Some groups like the American Medical Association have noted that by and large, doctors are staying in Medicare and accepting patients. The CMS estimates that just over 1.3 million providers now bill Medicare.

However, in a time when overall wait times are growing longer, even a few thousand doctors choosing to opt out of Medicare could mean restricted access to care for some individuals, especially in rural areas, Rothberg said.

Even if doctors chose to not opt out of Medicare, there are increasing reports that some are capping the number of Medicare patients they’re seeing, Kinney said.

The Texas Medical Association found in a 2016 survey that 35% of its members said they would not accept new Medicare patients, up from 22% in 2000.

The drop in opt-outs may also stem from the nation’s aging population. As many as 10,000 Americans become eligible for Medicare every day, thus decreasing the number of patients in other forms of coverage.

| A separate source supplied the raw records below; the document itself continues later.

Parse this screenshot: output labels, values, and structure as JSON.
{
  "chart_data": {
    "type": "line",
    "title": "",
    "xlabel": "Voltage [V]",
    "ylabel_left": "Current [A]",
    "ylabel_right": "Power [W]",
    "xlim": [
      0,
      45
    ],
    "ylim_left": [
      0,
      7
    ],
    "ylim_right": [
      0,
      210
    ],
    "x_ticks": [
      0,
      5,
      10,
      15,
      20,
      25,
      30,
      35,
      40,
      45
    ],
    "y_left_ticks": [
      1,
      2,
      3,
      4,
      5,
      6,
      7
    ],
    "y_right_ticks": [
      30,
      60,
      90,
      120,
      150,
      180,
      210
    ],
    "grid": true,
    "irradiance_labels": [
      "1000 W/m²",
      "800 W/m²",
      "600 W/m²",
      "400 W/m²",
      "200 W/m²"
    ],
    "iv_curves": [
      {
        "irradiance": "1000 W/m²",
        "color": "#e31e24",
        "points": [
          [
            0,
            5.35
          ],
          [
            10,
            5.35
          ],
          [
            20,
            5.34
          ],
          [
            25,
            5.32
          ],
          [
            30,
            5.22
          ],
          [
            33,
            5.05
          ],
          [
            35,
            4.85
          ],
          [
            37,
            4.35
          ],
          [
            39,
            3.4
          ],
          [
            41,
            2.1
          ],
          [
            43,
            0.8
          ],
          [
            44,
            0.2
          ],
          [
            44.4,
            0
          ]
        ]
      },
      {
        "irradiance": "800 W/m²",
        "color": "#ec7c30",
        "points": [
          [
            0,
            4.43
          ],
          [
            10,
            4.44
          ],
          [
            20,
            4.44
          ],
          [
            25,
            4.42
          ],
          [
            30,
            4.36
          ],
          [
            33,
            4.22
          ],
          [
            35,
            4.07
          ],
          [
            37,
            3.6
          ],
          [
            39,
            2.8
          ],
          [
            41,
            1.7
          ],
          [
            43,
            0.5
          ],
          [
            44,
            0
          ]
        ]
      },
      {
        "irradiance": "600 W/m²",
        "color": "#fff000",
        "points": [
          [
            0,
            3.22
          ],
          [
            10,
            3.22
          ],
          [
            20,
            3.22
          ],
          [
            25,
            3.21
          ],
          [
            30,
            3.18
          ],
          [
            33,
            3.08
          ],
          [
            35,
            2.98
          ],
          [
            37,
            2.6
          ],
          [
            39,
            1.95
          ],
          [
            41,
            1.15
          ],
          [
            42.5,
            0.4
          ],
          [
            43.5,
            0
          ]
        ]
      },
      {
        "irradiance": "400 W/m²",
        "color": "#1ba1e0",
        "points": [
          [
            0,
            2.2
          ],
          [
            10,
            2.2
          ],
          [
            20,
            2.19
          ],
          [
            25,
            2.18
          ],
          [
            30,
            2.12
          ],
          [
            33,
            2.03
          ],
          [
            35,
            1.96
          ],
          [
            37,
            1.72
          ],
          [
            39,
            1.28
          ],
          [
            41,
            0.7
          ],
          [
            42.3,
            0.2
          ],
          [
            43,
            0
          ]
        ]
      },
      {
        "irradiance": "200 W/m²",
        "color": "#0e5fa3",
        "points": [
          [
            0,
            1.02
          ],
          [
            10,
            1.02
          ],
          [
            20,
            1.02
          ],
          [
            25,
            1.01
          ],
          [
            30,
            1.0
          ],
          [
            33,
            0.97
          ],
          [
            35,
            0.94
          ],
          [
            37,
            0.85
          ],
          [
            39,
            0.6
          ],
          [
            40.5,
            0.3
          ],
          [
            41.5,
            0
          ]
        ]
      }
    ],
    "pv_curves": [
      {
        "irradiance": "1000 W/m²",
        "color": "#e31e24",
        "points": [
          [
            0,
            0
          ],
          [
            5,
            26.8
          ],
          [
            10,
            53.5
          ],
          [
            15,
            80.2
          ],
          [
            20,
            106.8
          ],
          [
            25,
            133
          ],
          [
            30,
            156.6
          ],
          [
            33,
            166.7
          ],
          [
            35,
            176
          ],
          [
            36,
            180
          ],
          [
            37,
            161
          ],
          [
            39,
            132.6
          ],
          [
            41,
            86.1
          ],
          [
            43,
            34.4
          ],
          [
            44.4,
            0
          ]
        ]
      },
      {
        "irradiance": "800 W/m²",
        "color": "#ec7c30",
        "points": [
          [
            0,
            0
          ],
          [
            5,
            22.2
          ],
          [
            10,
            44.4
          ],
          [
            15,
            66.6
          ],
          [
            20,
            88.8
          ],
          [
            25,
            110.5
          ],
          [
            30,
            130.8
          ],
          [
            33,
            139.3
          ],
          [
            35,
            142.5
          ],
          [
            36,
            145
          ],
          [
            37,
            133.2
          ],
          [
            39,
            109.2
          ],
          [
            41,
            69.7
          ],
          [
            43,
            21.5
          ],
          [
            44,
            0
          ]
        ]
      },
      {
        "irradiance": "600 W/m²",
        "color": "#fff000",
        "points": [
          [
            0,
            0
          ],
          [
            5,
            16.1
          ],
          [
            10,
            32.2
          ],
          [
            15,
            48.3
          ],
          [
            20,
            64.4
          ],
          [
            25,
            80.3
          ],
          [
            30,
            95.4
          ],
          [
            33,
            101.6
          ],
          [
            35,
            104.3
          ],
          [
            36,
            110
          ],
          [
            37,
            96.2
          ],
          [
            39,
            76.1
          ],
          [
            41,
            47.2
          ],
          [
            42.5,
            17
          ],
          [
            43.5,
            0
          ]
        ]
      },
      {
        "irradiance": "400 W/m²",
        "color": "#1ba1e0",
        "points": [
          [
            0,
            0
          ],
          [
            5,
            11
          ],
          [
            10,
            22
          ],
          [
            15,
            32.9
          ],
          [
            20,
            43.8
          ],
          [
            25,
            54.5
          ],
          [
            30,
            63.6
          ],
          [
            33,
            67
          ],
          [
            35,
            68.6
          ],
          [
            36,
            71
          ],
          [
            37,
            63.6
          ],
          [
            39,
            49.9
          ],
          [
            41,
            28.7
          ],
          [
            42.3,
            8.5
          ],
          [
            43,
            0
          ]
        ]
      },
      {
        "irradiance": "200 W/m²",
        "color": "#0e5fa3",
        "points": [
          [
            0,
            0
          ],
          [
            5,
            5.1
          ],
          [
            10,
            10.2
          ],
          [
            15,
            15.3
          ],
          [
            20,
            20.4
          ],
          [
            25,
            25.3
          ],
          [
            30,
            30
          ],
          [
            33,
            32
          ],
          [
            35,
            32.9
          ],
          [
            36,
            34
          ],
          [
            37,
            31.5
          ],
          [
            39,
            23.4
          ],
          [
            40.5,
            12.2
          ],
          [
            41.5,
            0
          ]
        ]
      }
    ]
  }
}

“As the percentage of Medicare patients goes up it makes it harder to walk away from that program,” said Dr. Jaan Sidorov, CEO of the Care Centered Collaborative, a consulting firm founded by the Pennsylvania Medical Society to help independent physicians with regulatory matters.

Another reason may be that physicians are increasingly employed versus being in private practice, and their contracts may prohibit them from opting out of Medicare, according to Dr. Jane Orient, an internist and executive director of the Association of American Physicians and Surgeons, a far-right provider group.